Two stories on greener construction

Microsoft posts its own story on geothermal wells for heating and cooling its new campus.

“We knew we wanted our new campus to be zero-carbon in its daily operations,” says Katie Ross, global sustainability lead for Microsoft real estate. “So we had to think outside the box on how to provide heating and cooling needs for these buildings. That’s really what drove us to geoexchange technology.”

In the rest of the story was nice to see Mike Green who I have met on another occasion is referenced.

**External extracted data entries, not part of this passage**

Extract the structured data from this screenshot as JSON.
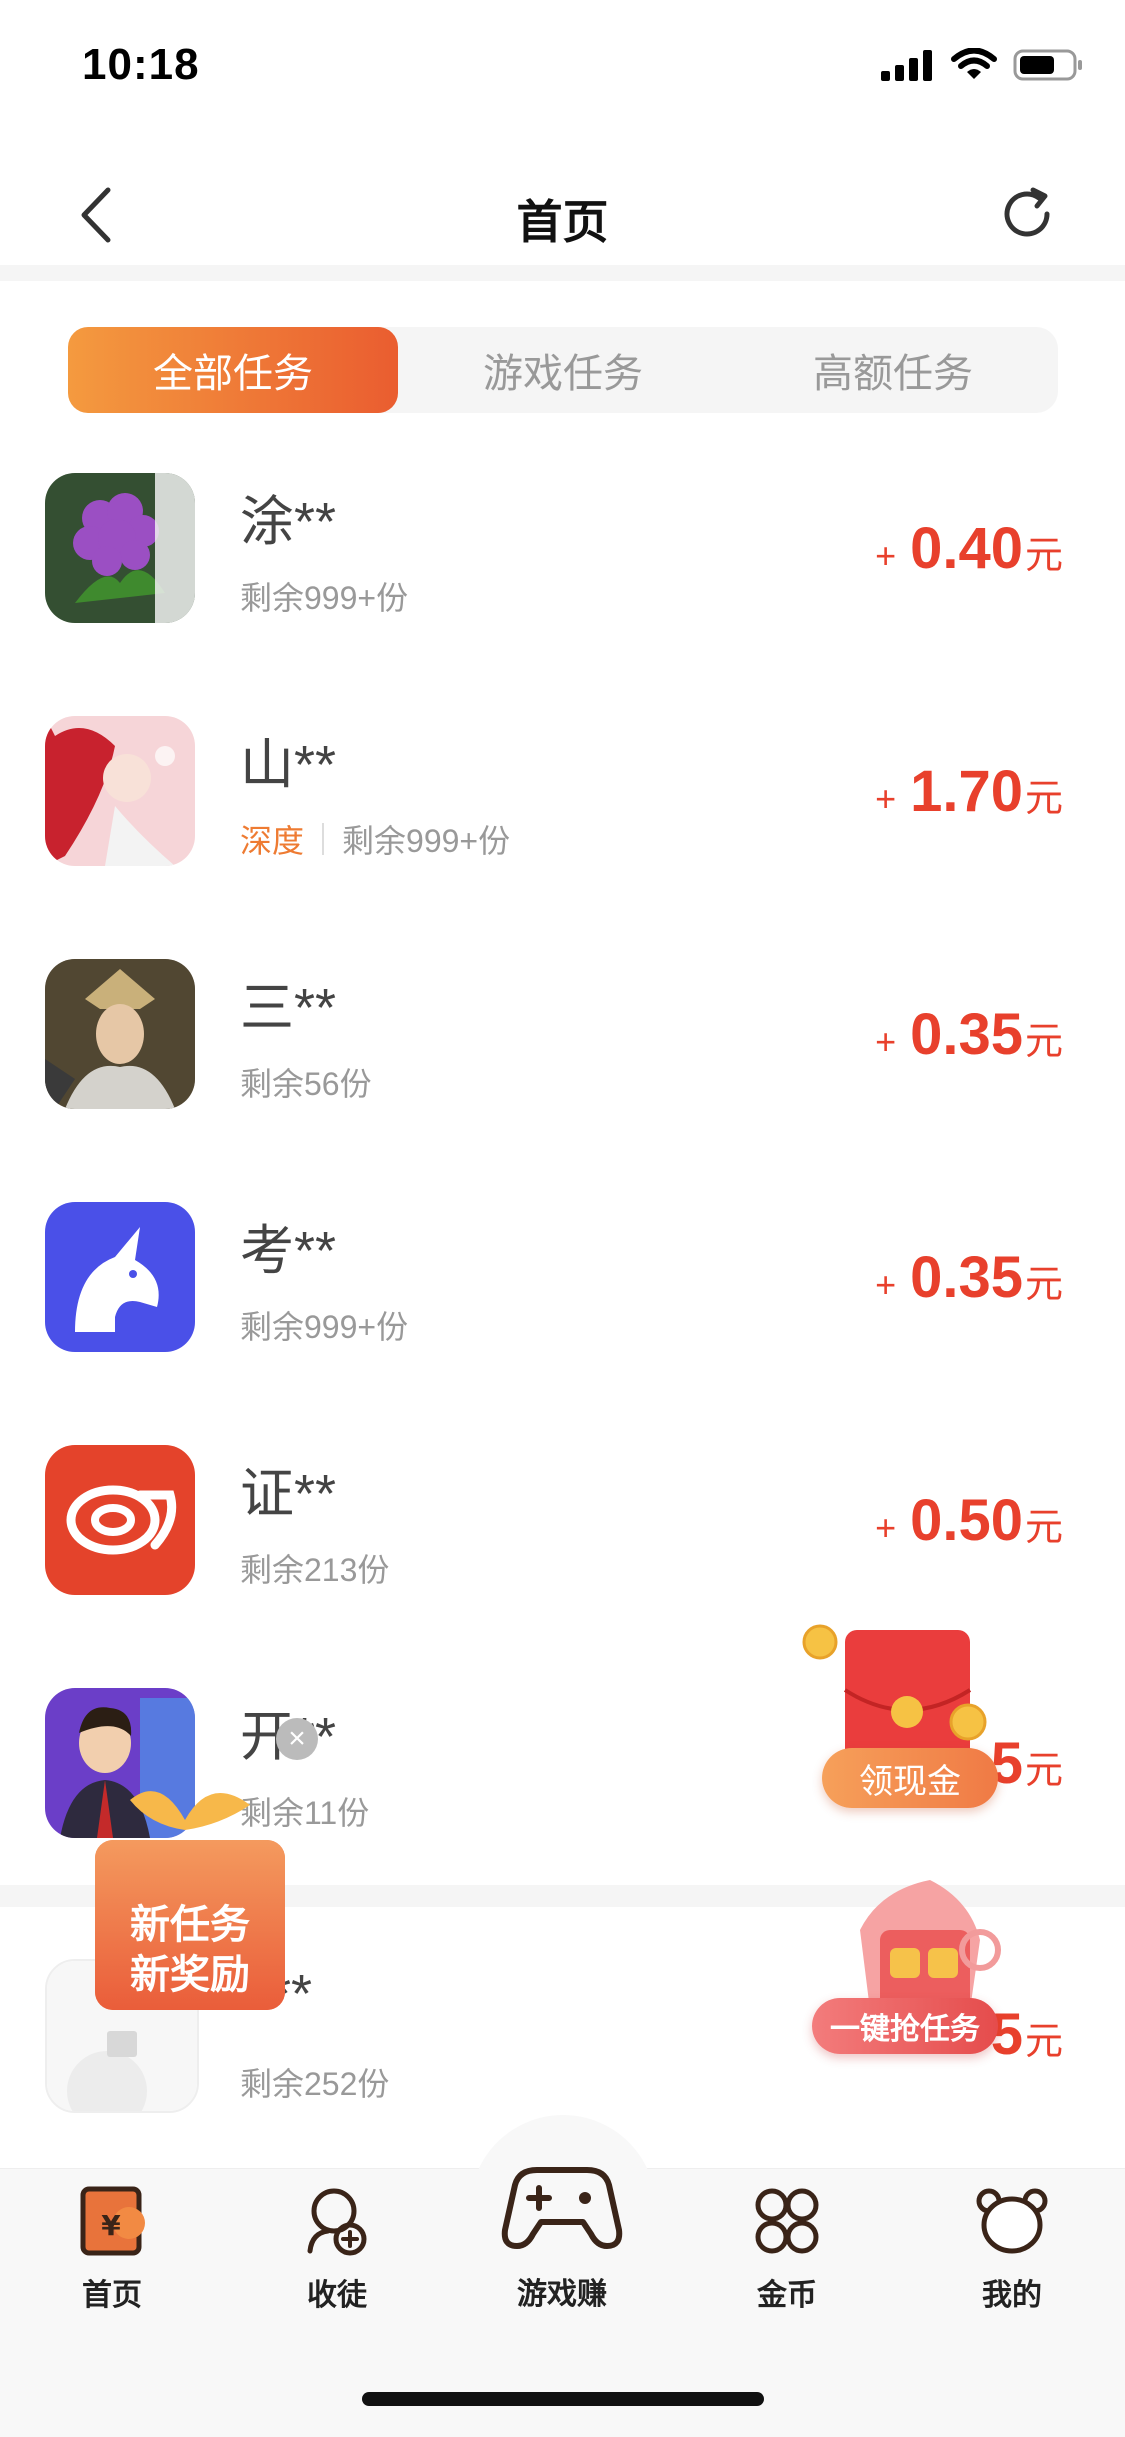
{
  "status": {
    "time": "10:18"
  },
  "nav": {
    "title": "首页"
  },
  "tabs": [
    {
      "label": "全部任务",
      "active": true
    },
    {
      "label": "游戏任务",
      "active": false
    },
    {
      "label": "高额任务",
      "active": false
    }
  ],
  "tasks": [
    {
      "name": "涂**",
      "tag": "",
      "remaining": "剩余999+份",
      "plus": "+",
      "amount": "0.40",
      "unit": "元",
      "icon": "flower-icon"
    },
    {
      "name": "山**",
      "tag": "深度",
      "remaining": "剩余999+份",
      "plus": "+",
      "amount": "1.70",
      "unit": "元",
      "icon": "red-hair-woman-icon"
    },
    {
      "name": "三**",
      "tag": "",
      "remaining": "剩余56份",
      "plus": "+",
      "amount": "0.35",
      "unit": "元",
      "icon": "warrior-icon"
    },
    {
      "name": "考**",
      "tag": "",
      "remaining": "剩余999+份",
      "plus": "+",
      "amount": "0.35",
      "unit": "元",
      "icon": "unicorn-icon"
    },
    {
      "name": "证**",
      "tag": "",
      "remaining": "剩余213份",
      "plus": "+",
      "amount": "0.50",
      "unit": "元",
      "icon": "securities-logo-icon"
    },
    {
      "name": "开**",
      "tag": "",
      "remaining": "剩余11份",
      "plus": "+",
      "amount": "5",
      "unit": "元",
      "icon": "cartoon-man-icon"
    },
    {
      "name": "**",
      "tag": "",
      "remaining": "剩余252份",
      "plus": "+",
      "amount": "5",
      "unit": "元",
      "icon": "placeholder-app-icon"
    }
  ],
  "floats": {
    "redpacket_label": "领现金",
    "grab_label": "一键抢任务",
    "newtask_line1": "新任务",
    "newtask_line2": "新奖励",
    "close": "×"
  },
  "tabbar": [
    {
      "label": "首页",
      "icon": "home-icon"
    },
    {
      "label": "收徒",
      "icon": "add-friend-icon"
    },
    {
      "label": "游戏赚",
      "icon": "gamepad-icon"
    },
    {
      "label": "金币",
      "icon": "coins-icon"
    },
    {
      "label": "我的",
      "icon": "bear-icon"
    }
  ],
  "colors": {
    "accent_start": "#f49a3f",
    "accent_end": "#ea5d30",
    "reward": "#e8402c",
    "tag": "#ee7b32"
  }
}
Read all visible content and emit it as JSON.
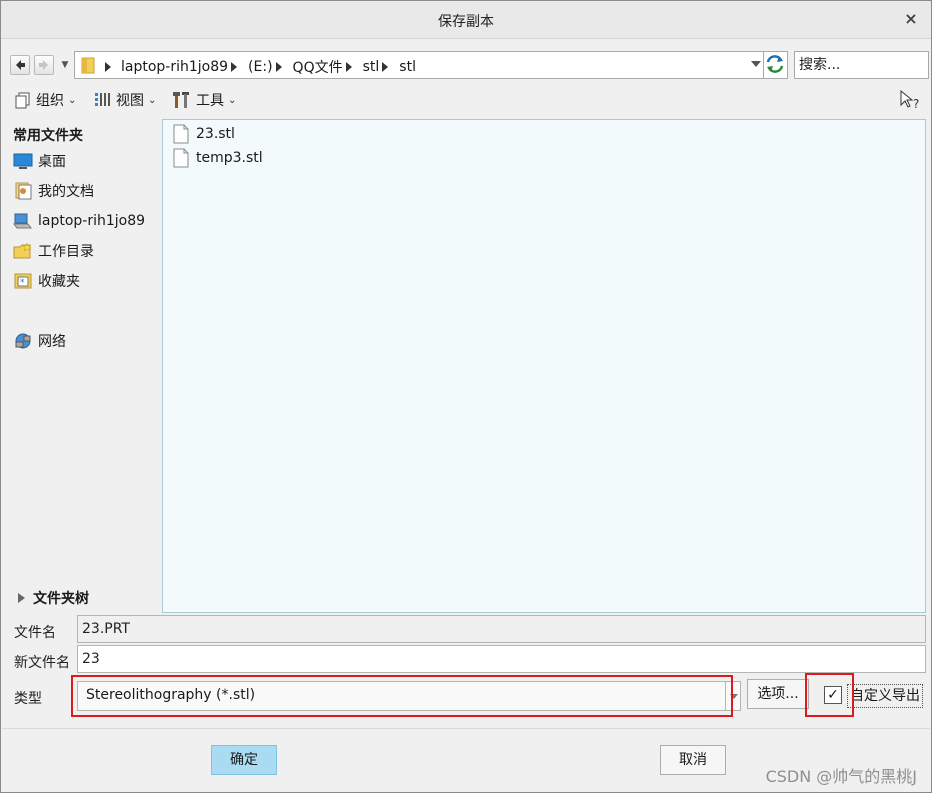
{
  "window": {
    "title": "保存副本",
    "close_label": "×"
  },
  "address": {
    "crumbs": [
      "laptop-rih1jo89",
      "(E:)",
      "QQ文件",
      "stl",
      "stl"
    ]
  },
  "search": {
    "placeholder": "搜索..."
  },
  "toolbar": {
    "organize_label": "组织",
    "view_label": "视图",
    "tools_label": "工具",
    "chevron": "⌄"
  },
  "sidebar": {
    "favorites_header": "常用文件夹",
    "items": [
      {
        "label": "桌面",
        "icon": "desktop-icon"
      },
      {
        "label": "我的文档",
        "icon": "documents-icon"
      },
      {
        "label": "laptop-rih1jo89",
        "icon": "computer-icon"
      },
      {
        "label": "工作目录",
        "icon": "working-folder-icon"
      },
      {
        "label": "收藏夹",
        "icon": "favorites-icon"
      },
      {
        "label": "网络",
        "icon": "network-icon"
      }
    ],
    "tree_header": "文件夹树"
  },
  "files": [
    {
      "name": "23.stl",
      "icon": "file-icon"
    },
    {
      "name": "temp3.stl",
      "icon": "file-icon"
    }
  ],
  "form": {
    "filename_label": "文件名",
    "filename_value": "23.PRT",
    "newname_label": "新文件名",
    "newname_value": "23",
    "type_label": "类型",
    "type_value": "Stereolithography (*.stl)",
    "options_label": "选项...",
    "custom_export_label": "自定义导出",
    "custom_export_checked": true,
    "checkmark": "✓"
  },
  "buttons": {
    "ok_label": "确定",
    "cancel_label": "取消"
  },
  "watermark": "CSDN @帅气的黑桃J",
  "colors": {
    "highlight": "#e0191f",
    "primary_button": "#a9dcf3",
    "file_pane": "#f2fafc"
  }
}
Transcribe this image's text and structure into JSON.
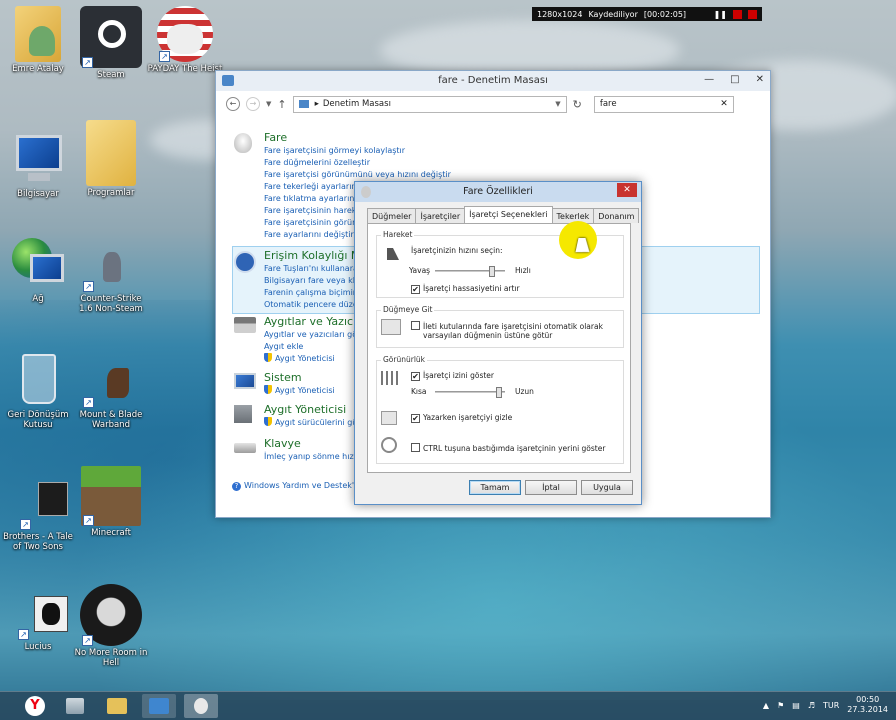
{
  "recording_bar": {
    "resolution": "1280x1024",
    "status": "Kaydediliyor",
    "time": "[00:02:05]"
  },
  "desktop_icons": [
    {
      "label": "Emre Atalay",
      "icon": "user-folder-icon"
    },
    {
      "label": "Steam",
      "icon": "steam-icon"
    },
    {
      "label": "PAYDAY The Heist",
      "icon": "payday-mask-icon"
    },
    {
      "label": "Bilgisayar",
      "icon": "computer-icon"
    },
    {
      "label": "Programlar",
      "icon": "folder-icon"
    },
    {
      "label": "Ağ",
      "icon": "network-globe-icon"
    },
    {
      "label": "Counter-Strike 1.6 Non-Steam",
      "icon": "counter-strike-icon"
    },
    {
      "label": "Geri Dönüşüm Kutusu",
      "icon": "recycle-bin-icon"
    },
    {
      "label": "Mount & Blade Warband",
      "icon": "horse-icon"
    },
    {
      "label": "Brothers - A Tale of Two Sons",
      "icon": "brothers-icon"
    },
    {
      "label": "Minecraft",
      "icon": "grass-block-icon"
    },
    {
      "label": "Lucius",
      "icon": "lucius-icon"
    },
    {
      "label": "No More Room in Hell",
      "icon": "skull-icon"
    }
  ],
  "control_panel": {
    "title": "fare - Denetim Masası",
    "breadcrumb": "Denetim Masası",
    "search_value": "fare",
    "categories": [
      {
        "title": "Fare",
        "links": [
          "Fare işaretçisini görmeyi kolaylaştır",
          "Fare düğmelerini özelleştir",
          "Fare işaretçisi görünümünü veya hızını değiştir",
          "Fare tekerleği ayarlarını d",
          "Fare tıklatma ayarlarını d",
          "Fare işaretçisinin hareket",
          "Fare işaretçisinin görünü",
          "Fare ayarlarını değiştir"
        ]
      },
      {
        "title": "Erişim Kolaylığı Me",
        "links": [
          "Fare Tuşları'nı kullanarak",
          "Bilgisayarı fare veya klav",
          "Farenin çalışma biçimini",
          "Otomatik pencere düzen"
        ]
      },
      {
        "title": "Aygıtlar ve Yazıcıla",
        "links": [
          "Aygıtlar ve yazıcıları gör",
          "Aygıt ekle",
          "Aygıt Yöneticisi"
        ]
      },
      {
        "title": "Sistem",
        "links": [
          "Aygıt Yöneticisi"
        ]
      },
      {
        "title": "Aygıt Yöneticisi",
        "links": [
          "Aygıt sürücülerini gün"
        ]
      },
      {
        "title": "Klavye",
        "links": [
          "İmleç yanıp sönme hızı"
        ]
      }
    ],
    "help_link": "Windows Yardım ve Destek'te"
  },
  "dialog": {
    "title": "Fare Özellikleri",
    "tabs": [
      "Düğmeler",
      "İşaretçiler",
      "İşaretçi Seçenekleri",
      "Tekerlek",
      "Donanım"
    ],
    "active_tab": "İşaretçi Seçenekleri",
    "motion": {
      "group": "Hareket",
      "speed_label": "İşaretçinizin hızını seçin:",
      "slow": "Yavaş",
      "fast": "Hızlı",
      "speed_level": 0.85,
      "precision_label": "İşaretçi hassasiyetini artır",
      "precision_checked": true
    },
    "snap": {
      "group": "Düğmeye Git",
      "line1": "İleti kutularında fare işaretçisini otomatik olarak",
      "line2": "varsayılan düğmenin üstüne götür",
      "checked": false
    },
    "visibility": {
      "group": "Görünürlük",
      "trails_label": "İşaretçi izini göster",
      "trails_checked": true,
      "short": "Kısa",
      "long": "Uzun",
      "trail_level": 0.95,
      "hide_label": "Yazarken işaretçiyi gizle",
      "hide_checked": true,
      "ctrl_label": "CTRL tuşuna bastığımda işaretçinin yerini göster",
      "ctrl_checked": false
    },
    "buttons": {
      "ok": "Tamam",
      "cancel": "İptal",
      "apply": "Uygula"
    }
  },
  "taskbar": {
    "language": "TUR",
    "time": "00:50",
    "date": "27.3.2014"
  },
  "colors": {
    "link": "#1a5fb4",
    "category": "#1e6f2a",
    "close_red": "#c8332f",
    "highlight": "#f5e800"
  }
}
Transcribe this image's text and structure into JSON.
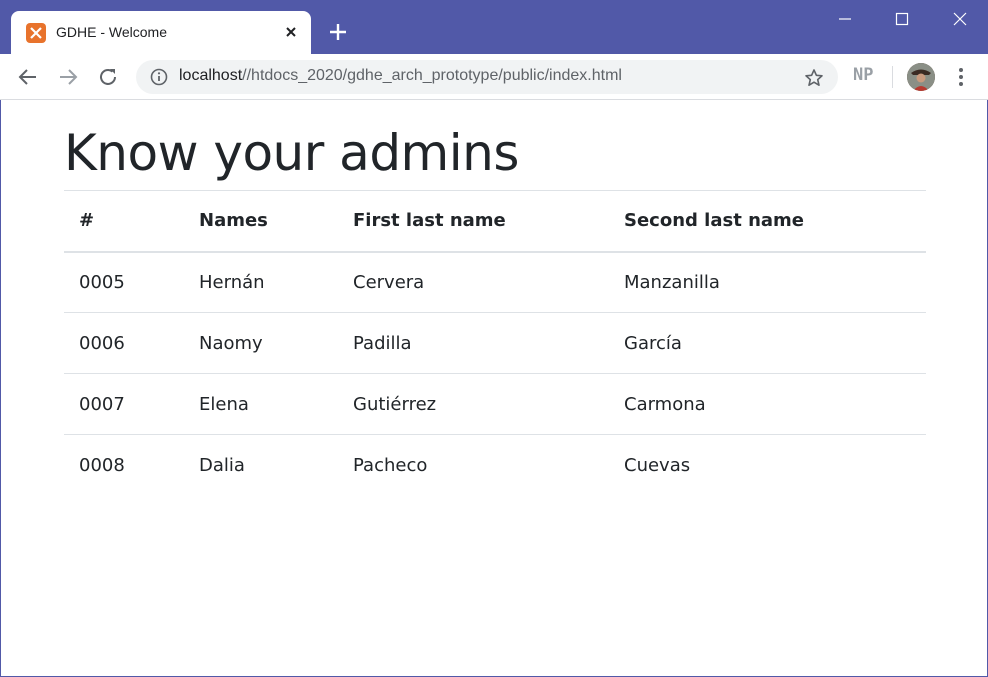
{
  "tab": {
    "title": "GDHE - Welcome",
    "favicon": "xampp-icon"
  },
  "address_bar": {
    "host": "localhost",
    "path": "//htdocs_2020/gdhe_arch_prototype/public/index.html"
  },
  "extension": {
    "label": "NP"
  },
  "page": {
    "heading": "Know your admins",
    "table": {
      "headers": [
        "#",
        "Names",
        "First last name",
        "Second last name"
      ],
      "rows": [
        [
          "0005",
          "Hernán",
          "Cervera",
          "Manzanilla"
        ],
        [
          "0006",
          "Naomy",
          "Padilla",
          "García"
        ],
        [
          "0007",
          "Elena",
          "Gutiérrez",
          "Carmona"
        ],
        [
          "0008",
          "Dalia",
          "Pacheco",
          "Cuevas"
        ]
      ]
    }
  },
  "colors": {
    "titlebar": "#5159a8",
    "favicon": "#e8732c",
    "text": "#212529",
    "border": "#dee2e6"
  }
}
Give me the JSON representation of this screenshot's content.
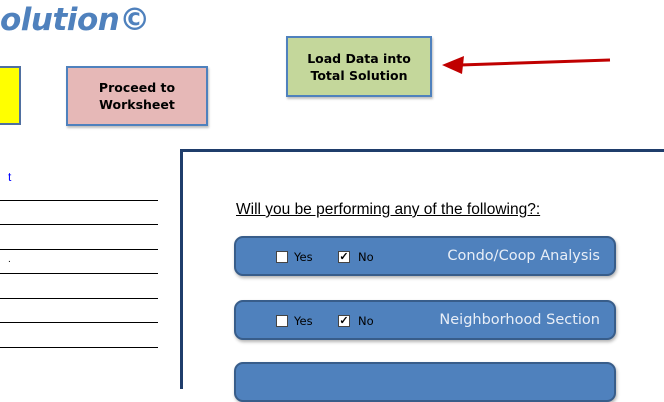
{
  "header": {
    "title_fragment": "olution©"
  },
  "buttons": {
    "proceed_line1": "Proceed to",
    "proceed_line2": "Worksheet",
    "load_line1": "Load Data into",
    "load_line2": "Total Solution"
  },
  "left_list": {
    "link_fragment": "t",
    "row_marker": "."
  },
  "form": {
    "question": "Will you be performing any of the following?:",
    "options": [
      {
        "title": "Condo/Coop Analysis",
        "yes_label": "Yes",
        "no_label": "No",
        "yes_checked": false,
        "no_checked": true
      },
      {
        "title": "Neighborhood Section",
        "yes_label": "Yes",
        "no_label": "No",
        "yes_checked": false,
        "no_checked": true
      }
    ],
    "check_mark": "✓"
  },
  "colors": {
    "title": "#4f81bd",
    "proceed_button": "#e6b8b7",
    "load_button": "#c4d79b",
    "option_row": "#4f81bd",
    "arrow": "#c00000",
    "yellow_button": "#ffff00"
  }
}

For Mike Green, senior project manager for the Thermal Energy Center, the outcome will be worth the effort in building a sustainable future. The campus project is also building cisterns for 200,000 gallons of rainwater, diverting 95% of its demolition waste from landfills and reducing embodied carbon in building materials by at least 30%. Embodied carbon is carbon released in the manufacturing, production and transportation of construction materials.

“I’ve been in construction my entire 40-plus-year career and have never done a project that has such a commitment to the environment like the Thermal Energy Center,” says Green, building systems director of OAC, a construction and project management firm.

SeattleTimes has a guest opinion post by Anthony Hickling on carbon impact of construction material. In this article Anthony references the above Microsoft project for using its carbon material analysis tool.

For example, Microsoft is investing in a multibillion-dollar refresh of the company’s main campus east of Seattle. This project leveraged the Embodied Carbon in Construction tool, a calculator that was conceived by the industry, incubated by CLF and is now administered by a new nonprofit called Building Transparency. This tool compares the sustainability attributes of similar materials throughout design and construction to enable data-driven decisions that facilitate carbon-smart building material selections (think lower carbon concrete, steel, etc.). Since its launch in late 2019, this free tool already has attracted more than 12,000 users who together are signaling market demand for products with lower carbon footprints.

I’ll be syncing with Anthony in a couple of weeks to discuss his efforts and share my own regarding greener construction methods.